Aside from prison time, the court banned Panahi from making films, traveling abroad, and giving interviews for 20 years.
This didn’t stop the director, who remained free while appealing his sentence, from shooting more movies. Moreover, he would enter the “most active phase of his career.”
New wave
Panahi has won three Cannes Film Festival awards for his works. Namely, these are 3 Faces (Best Screenplay) in 2018, Crimson Gold (Un Certain Regard) in 2003, and The White Balloon (Caméra d’Or in) 1995.
Two of his other films, The Year of the Everlasting Storm in 2021 and This is Not a Film in 2011, made it to the festival’s Special Screenings section.
Local authorities arrested Panahi in Tehran on July 11. He followed fellow Iranian filmmakers Mohammad Rasoulof and Mostafa Aleahmad, whom the state arrested and imprisoned at an unknown location.

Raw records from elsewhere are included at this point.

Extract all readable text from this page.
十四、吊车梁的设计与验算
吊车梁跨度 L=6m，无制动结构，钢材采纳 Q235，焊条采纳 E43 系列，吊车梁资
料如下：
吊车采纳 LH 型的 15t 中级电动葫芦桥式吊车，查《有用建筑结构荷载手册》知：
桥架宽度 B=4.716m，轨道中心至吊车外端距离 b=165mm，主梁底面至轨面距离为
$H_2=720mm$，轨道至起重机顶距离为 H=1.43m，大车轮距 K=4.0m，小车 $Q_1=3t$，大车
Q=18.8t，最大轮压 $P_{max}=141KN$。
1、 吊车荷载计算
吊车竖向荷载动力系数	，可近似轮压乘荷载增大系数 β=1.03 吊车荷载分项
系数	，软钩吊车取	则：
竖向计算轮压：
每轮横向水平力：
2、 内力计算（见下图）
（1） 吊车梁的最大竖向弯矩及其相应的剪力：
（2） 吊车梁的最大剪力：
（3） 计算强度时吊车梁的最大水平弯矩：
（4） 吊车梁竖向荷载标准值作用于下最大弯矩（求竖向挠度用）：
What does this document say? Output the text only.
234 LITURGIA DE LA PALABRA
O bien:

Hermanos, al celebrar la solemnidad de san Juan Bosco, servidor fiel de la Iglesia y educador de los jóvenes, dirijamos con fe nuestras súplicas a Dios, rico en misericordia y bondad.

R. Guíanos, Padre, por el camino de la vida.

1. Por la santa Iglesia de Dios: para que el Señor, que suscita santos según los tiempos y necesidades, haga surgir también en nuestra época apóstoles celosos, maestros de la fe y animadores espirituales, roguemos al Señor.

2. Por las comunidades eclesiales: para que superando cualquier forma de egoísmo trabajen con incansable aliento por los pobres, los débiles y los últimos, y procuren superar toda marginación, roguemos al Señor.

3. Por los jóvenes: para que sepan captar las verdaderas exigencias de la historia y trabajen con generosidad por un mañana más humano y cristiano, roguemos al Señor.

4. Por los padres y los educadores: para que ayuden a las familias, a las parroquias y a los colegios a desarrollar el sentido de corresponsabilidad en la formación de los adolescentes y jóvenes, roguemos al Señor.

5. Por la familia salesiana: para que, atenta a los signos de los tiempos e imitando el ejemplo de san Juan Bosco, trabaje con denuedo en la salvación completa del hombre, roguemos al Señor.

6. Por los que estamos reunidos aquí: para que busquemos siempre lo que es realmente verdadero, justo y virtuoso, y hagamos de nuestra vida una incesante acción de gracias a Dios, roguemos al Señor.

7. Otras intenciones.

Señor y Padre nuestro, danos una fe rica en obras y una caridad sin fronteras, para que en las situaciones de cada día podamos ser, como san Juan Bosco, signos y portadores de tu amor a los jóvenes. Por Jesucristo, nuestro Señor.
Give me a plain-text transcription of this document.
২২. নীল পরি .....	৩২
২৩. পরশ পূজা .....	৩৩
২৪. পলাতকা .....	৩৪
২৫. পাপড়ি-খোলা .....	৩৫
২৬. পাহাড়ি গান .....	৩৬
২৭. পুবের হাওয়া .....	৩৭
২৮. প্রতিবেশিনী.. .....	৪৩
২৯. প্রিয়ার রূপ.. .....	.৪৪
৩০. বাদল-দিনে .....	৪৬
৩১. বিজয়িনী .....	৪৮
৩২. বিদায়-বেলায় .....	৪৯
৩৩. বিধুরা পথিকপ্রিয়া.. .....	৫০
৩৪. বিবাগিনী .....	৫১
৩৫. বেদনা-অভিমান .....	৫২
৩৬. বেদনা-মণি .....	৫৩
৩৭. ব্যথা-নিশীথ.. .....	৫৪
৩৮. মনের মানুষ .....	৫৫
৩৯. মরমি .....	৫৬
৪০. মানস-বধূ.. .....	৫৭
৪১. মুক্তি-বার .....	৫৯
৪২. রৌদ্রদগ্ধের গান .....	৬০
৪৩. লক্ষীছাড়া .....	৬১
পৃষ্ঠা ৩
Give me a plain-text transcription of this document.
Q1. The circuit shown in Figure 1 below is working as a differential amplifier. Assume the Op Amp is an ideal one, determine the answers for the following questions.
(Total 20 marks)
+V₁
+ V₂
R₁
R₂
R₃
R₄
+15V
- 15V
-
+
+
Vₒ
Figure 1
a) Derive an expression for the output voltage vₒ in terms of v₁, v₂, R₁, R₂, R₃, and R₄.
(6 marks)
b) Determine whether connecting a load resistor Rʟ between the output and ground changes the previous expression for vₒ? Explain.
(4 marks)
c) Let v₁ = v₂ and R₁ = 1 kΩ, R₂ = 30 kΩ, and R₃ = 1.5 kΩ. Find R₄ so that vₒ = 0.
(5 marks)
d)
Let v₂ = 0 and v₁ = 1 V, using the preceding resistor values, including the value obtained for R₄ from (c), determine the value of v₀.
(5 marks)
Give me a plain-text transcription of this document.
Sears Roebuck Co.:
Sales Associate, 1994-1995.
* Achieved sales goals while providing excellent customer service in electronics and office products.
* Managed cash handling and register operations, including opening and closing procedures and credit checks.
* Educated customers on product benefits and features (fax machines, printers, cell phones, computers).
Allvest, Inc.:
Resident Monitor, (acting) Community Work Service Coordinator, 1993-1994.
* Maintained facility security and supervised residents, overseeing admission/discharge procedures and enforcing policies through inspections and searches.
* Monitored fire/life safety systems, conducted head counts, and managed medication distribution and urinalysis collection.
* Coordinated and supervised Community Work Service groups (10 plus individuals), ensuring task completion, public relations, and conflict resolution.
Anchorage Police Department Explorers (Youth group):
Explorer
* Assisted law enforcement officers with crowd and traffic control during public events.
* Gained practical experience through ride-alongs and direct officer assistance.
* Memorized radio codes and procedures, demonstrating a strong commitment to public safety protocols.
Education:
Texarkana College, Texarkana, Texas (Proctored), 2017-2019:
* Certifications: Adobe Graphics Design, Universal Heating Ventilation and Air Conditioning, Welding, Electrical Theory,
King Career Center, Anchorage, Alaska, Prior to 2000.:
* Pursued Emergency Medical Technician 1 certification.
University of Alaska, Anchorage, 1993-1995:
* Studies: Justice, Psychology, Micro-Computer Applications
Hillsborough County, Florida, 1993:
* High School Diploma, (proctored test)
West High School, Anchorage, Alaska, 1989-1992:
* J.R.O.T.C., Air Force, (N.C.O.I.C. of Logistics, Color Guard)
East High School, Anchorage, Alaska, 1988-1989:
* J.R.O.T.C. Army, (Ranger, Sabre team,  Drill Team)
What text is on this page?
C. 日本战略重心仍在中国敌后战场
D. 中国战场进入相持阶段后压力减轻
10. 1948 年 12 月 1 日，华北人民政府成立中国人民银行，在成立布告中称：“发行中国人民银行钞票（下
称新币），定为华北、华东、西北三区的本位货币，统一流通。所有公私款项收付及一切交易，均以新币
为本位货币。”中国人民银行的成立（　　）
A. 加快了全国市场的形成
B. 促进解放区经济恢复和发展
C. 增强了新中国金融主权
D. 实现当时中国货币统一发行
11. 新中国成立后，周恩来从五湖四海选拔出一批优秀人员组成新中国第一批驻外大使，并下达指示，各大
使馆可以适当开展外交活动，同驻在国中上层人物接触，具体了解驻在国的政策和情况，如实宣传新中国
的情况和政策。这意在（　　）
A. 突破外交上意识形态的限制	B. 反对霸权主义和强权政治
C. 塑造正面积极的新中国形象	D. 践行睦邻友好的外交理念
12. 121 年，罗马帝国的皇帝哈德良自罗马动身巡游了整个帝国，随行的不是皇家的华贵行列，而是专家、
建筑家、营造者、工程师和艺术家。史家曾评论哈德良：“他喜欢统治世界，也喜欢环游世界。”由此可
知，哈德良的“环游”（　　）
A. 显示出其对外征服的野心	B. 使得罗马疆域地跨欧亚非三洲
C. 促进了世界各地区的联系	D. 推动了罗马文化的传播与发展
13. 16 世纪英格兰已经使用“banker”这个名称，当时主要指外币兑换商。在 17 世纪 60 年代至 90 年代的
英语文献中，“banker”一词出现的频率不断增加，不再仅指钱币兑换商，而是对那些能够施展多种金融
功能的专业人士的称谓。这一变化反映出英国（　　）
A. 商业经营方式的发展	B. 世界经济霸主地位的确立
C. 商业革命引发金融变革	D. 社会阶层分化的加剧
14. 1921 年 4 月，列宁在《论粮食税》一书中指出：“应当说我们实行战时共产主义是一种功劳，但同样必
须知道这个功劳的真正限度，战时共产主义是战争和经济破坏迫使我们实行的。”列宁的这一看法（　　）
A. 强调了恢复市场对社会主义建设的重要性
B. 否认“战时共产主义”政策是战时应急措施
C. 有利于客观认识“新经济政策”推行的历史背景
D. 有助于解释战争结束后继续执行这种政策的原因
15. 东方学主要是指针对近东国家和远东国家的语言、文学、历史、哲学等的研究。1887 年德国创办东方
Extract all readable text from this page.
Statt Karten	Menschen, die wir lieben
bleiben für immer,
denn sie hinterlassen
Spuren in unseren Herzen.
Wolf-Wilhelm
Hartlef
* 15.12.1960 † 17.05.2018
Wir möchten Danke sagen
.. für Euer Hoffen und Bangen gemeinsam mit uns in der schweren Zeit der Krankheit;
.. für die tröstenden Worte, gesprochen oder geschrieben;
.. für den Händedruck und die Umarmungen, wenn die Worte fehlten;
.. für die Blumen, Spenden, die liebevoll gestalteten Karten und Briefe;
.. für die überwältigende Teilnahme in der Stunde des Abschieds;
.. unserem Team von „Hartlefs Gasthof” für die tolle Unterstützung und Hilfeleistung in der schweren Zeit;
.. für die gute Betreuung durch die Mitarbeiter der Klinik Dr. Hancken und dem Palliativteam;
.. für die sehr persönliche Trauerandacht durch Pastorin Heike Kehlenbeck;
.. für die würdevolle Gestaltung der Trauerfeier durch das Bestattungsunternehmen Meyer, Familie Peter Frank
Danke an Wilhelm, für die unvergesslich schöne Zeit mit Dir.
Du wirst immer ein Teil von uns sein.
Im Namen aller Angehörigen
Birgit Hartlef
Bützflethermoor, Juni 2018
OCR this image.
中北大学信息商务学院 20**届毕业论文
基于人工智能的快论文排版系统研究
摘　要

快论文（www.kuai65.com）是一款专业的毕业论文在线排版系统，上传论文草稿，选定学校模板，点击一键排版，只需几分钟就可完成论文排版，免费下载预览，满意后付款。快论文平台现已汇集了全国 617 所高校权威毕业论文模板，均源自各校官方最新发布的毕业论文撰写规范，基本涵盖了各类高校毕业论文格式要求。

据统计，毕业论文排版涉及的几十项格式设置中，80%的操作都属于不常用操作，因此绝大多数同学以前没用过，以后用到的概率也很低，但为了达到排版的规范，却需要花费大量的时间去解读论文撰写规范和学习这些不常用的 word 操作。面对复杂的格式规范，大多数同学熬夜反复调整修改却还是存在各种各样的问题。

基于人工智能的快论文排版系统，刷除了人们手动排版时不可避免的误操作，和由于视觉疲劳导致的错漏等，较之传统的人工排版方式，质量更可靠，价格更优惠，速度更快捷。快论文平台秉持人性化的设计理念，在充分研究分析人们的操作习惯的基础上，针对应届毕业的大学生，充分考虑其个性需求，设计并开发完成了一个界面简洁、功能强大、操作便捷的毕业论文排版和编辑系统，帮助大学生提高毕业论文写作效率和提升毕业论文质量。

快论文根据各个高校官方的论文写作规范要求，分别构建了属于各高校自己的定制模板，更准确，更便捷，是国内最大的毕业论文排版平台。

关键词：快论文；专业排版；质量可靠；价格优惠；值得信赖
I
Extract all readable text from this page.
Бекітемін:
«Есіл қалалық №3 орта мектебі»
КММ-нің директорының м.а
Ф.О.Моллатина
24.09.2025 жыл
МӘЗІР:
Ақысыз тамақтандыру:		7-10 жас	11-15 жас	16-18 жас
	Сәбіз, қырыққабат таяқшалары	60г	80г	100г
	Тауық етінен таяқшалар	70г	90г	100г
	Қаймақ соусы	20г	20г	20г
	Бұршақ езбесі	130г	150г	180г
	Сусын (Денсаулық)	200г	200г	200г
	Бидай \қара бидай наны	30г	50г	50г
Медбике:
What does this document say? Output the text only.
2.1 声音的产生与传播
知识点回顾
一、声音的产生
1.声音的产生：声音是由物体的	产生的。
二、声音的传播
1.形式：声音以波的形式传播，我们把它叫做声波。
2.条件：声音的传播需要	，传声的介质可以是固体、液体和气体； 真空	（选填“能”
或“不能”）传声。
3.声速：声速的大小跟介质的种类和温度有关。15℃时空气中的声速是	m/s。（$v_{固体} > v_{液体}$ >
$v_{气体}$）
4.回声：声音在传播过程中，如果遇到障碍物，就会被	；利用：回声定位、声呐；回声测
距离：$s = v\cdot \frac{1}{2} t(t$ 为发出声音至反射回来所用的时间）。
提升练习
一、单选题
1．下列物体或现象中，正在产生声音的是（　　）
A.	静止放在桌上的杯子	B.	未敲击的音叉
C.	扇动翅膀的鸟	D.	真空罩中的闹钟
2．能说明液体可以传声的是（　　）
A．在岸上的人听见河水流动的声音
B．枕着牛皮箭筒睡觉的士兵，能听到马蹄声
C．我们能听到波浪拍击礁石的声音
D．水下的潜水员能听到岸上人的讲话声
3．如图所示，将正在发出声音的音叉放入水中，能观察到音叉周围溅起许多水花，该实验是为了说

Rasoulof and Aleahmad had been protesting the violence against civilians in Iran. The former’s awards include the Un Certain Regard for A Man of Integrity, the Fipresci Prize for Manuscripts Don’t Burn, and the Golden Bear for There is No Evil.
The Festival de Cannes has since released an official statement on the arrests of Panahi, Rasoulof, and Aleahmad.
“The Festival de Cannes strongly condemns these arrests as well as the wave of repression obviously in progress in Iran against its artists. [We] call for the immediate release of Mohammad Rasoulof, Mostafa Aleahmad, and Jafar Panahi,” the Festival de Cannes posted.